Established Brand Equity and Prop-tech to Enable Managed Scalability
ITCHOTEL’s multi-brand architecture covers luxury, upper-upscale and midmarket formats, anchoring its presence with over 150 hotels and over 90 destinations. This diversified domestic platform is reinforced by the Marriott alliance and Club ITC, supporting higher ARRs, improved international mix and loyalty-led utilisation. Complementing these structural advantages, proprietary cloud-based Platform-as-a-Service (PaaS) enables lower-cost onboarding of managed hotels, reducing setup cost by ~50% and accelerating asset-light expansion. As a result, managed keys are expected to increase to 66.8% of ITCHOTEL’s total keys by FY29E, driving scalable network expansion and supporting revenue growth at 11.6% CAGR over FY26E–FY29E
Diversified Revenue Streams Poised for Margin Enhancement
ITCHOTEL is strengthening a capital-light growth engine, as managed keys are expected to scale up, from 60% to ~66.8% by FY29E, supporting a targeted 2.5x rise in management fees. A robust F&B platform, contributing 40% of total revenue in FY25, continues to deliver premium throughput through iconic dining brands and strong banqueting momentum. Adjacent revenue streams add further depth, to the topline, with memberships and experiential offerings set to grow 3x over the next five years, complemented by integrated developments, such as Sapphire Residences. We expect this integrated model to drive a 230 bps margin expansion over FY26E–FY29E.

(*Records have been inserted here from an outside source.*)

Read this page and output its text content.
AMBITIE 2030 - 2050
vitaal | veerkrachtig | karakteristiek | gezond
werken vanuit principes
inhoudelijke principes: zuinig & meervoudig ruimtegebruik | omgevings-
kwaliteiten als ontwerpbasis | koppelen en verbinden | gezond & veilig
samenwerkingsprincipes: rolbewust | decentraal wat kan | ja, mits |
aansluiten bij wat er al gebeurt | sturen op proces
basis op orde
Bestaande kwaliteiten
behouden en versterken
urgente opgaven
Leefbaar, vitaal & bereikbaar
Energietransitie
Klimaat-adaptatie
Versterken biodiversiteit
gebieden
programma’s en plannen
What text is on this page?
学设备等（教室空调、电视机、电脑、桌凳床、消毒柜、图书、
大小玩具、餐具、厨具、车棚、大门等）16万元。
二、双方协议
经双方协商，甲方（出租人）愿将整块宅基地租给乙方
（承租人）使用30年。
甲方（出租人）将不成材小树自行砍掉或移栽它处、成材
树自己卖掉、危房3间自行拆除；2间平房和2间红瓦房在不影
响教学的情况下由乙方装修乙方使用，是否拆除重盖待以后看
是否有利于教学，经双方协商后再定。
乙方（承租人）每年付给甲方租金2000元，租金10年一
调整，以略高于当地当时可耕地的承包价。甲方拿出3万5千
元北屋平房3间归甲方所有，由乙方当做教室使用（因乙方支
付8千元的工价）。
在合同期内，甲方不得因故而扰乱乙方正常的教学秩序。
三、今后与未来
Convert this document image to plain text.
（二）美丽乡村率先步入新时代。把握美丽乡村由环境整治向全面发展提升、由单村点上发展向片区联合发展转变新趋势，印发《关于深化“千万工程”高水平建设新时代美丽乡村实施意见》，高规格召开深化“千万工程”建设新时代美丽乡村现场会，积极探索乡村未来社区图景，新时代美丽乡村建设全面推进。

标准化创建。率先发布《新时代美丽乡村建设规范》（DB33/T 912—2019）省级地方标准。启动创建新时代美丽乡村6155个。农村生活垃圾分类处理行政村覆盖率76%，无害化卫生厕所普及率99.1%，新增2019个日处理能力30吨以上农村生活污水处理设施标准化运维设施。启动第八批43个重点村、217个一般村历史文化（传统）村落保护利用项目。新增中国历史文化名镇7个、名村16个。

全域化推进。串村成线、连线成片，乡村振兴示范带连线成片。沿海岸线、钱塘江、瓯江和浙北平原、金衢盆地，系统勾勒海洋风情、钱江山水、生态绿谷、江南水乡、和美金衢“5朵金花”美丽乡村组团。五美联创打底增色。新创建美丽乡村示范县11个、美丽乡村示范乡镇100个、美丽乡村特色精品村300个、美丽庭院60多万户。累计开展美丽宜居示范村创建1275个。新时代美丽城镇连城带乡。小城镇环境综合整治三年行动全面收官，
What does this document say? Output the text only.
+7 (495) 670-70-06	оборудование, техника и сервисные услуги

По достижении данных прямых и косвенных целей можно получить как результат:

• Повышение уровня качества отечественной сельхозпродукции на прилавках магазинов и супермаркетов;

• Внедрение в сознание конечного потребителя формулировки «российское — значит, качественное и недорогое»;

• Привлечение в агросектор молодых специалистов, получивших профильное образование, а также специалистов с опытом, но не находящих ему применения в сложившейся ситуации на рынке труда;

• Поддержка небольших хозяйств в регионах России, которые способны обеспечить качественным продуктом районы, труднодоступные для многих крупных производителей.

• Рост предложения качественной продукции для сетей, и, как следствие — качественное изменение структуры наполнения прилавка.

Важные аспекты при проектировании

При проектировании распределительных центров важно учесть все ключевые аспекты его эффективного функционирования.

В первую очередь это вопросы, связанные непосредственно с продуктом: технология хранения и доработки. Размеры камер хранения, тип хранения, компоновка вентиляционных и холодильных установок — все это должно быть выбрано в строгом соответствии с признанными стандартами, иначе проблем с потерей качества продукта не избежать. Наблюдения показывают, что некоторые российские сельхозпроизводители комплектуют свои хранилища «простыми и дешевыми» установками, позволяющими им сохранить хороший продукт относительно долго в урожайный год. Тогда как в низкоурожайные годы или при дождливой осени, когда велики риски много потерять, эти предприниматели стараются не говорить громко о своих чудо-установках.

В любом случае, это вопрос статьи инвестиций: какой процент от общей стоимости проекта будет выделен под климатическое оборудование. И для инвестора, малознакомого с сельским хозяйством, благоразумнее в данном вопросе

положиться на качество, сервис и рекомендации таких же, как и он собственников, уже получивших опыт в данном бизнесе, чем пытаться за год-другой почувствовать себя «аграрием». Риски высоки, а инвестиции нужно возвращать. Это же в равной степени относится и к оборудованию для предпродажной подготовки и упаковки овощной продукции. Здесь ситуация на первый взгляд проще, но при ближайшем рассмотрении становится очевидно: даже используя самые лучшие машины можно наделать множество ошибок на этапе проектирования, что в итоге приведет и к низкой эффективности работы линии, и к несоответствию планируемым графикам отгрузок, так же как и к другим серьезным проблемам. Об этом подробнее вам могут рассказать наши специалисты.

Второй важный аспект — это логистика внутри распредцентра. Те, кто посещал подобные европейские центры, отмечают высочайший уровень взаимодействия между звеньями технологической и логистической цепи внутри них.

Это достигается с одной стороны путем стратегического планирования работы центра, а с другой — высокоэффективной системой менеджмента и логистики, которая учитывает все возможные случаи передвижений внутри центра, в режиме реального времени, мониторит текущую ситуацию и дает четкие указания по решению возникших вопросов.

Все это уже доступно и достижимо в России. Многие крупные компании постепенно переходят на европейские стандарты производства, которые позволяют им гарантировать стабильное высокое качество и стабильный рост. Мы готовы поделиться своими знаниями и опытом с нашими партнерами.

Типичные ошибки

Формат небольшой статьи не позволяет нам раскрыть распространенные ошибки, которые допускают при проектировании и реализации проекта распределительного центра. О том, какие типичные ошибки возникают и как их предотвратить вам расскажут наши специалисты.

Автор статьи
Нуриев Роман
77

View and Valuation: We initiate coverage on ITCHOTEL with a ‘BUY’ rating and a target price of INR 190, based on FY28E EV/Adj. Hospitality EBITDA of 20x, implying an upside of 28.9%. Driven by premium portfolio positioning, rising contribution from asset-light managed hotels and a visible pipeline, we expect Hospitality Revenue / Adj. hospitality EBITDA / PAT to expand at CAGRs of 11.1% / 13.7% / 16.3% respectively, over FY26E–29E. Rising managed mix and heightened operating leverage from maturing assets is likely to support margin expansion and compounding of sustained earnings.
Key Risks: Revenue concentration in hotels in metros, exposure to macro, seasonal and cyclical volatility. Heightened geopolitical tensions could discourage FTAs resulting in RevPar and occupancy declines.